Research focusing on the combination of Frankincense and Myrrh has explored their direct effect on neuropathic pain signaling. A combined water extract of the two resins was shown in a mouse model to alleviate both mechanical allodynia and thermal hypersensitivity, which are defining symptoms of neuropathic pain. This analgesic effect was linked to the modulation of the Transient Receptor Potential Vanilloid 1 (TRPV1) channel, a protein receptor on nerve endings involved in the transmission of heat and pain signals.
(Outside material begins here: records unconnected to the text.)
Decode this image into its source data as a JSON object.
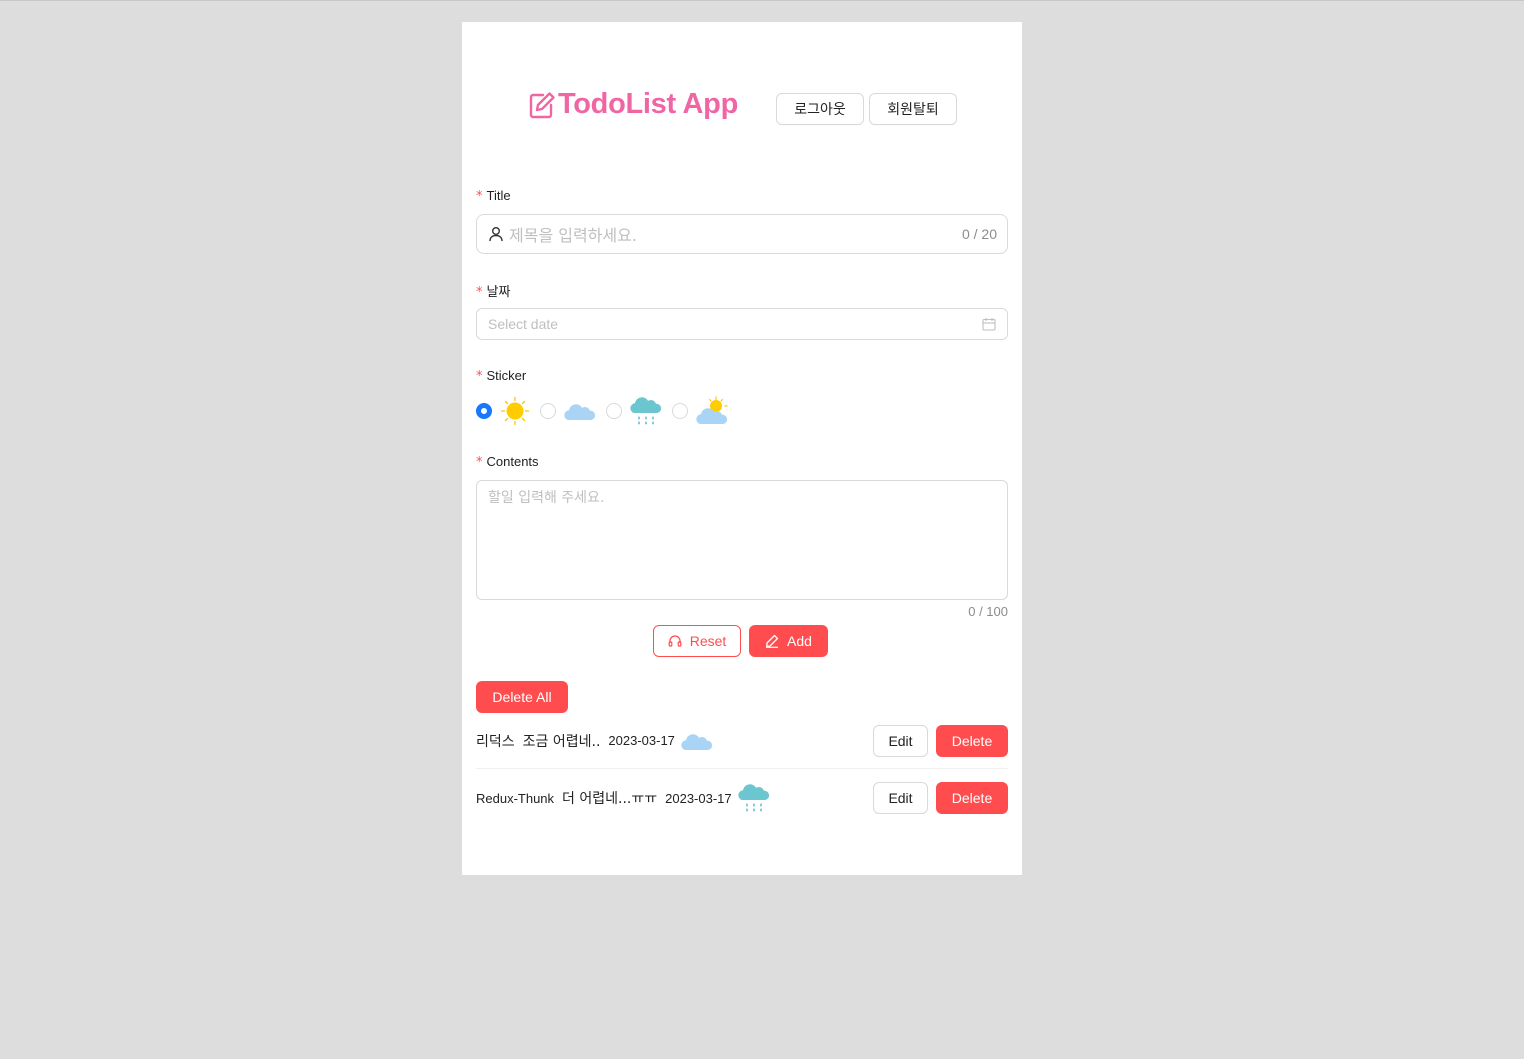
{
  "header": {
    "app_title": "TodoList App",
    "logout_label": "로그아웃",
    "withdraw_label": "회원탈퇴",
    "brand_color": "#f066a5"
  },
  "form": {
    "required_mark": "*",
    "title_label": "Title",
    "title_placeholder": "제목을 입력하세요.",
    "title_count": "0 / 20",
    "date_label": "날짜",
    "date_placeholder": "Select date",
    "sticker_label": "Sticker",
    "stickers": [
      {
        "icon": "sun-icon",
        "selected": true
      },
      {
        "icon": "cloud-icon",
        "selected": false
      },
      {
        "icon": "rain-cloud-icon",
        "selected": false
      },
      {
        "icon": "partly-cloudy-icon",
        "selected": false
      }
    ],
    "contents_label": "Contents",
    "contents_placeholder": "할일 입력해 주세요.",
    "contents_count": "0 / 100",
    "reset_label": "Reset",
    "add_label": "Add"
  },
  "list": {
    "delete_all_label": "Delete All",
    "items": [
      {
        "title": "리덕스",
        "text": "조금 어렵네..",
        "date": "2023-03-17",
        "sticker": "cloud-icon",
        "edit_label": "Edit",
        "delete_label": "Delete"
      },
      {
        "title": "Redux-Thunk",
        "text": "더 어렵네...ㅠㅠ",
        "date": "2023-03-17",
        "sticker": "rain-cloud-icon",
        "edit_label": "Edit",
        "delete_label": "Delete"
      }
    ]
  },
  "colors": {
    "primary_danger": "#ff4d4f",
    "radio_checked": "#1677ff",
    "background": "#dddddd"
  }
}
However, the current body of evidence is limited to these pre-clinical laboratory and animal studies. While the results suggest a potential for both nerve pain relief and support for nerve regeneration, the safety and efficacy of these resins for human neuropathy patients have not been established through large-scale clinical trials. The specific mechanisms seen in animal models need further validation in human subjects before Frankincense or Myrrh can be considered a standard neuropathy treatment.
Considerations for Safe Topical and Internal Use
Individuals considering the use of Frankincense or Myrrh must be aware of potential safety concerns. Both resins are commonly available as essential oils for topical use, which should always be diluted in a carrier oil to prevent skin irritation or allergic reactions. Oral supplementation is available through concentrated extracts and capsules.
Oral use requires caution due to potential interactions with prescription medications. Frankincense, through its components, may interact with and increase the activity of blood-thinning medications like warfarin. Myrrh is also known to reduce the effectiveness of warfarin and other coumarin derivatives.
Myrrh may affect blood glucose levels, meaning individuals with diabetes taking medication should monitor their levels closely. Both Frankincense and Myrrh should be avoided during pregnancy and lactation, as Myrrh can stimulate uterine activity. Consulting with a healthcare provider is prudent before incorporating these traditional resins into a regimen.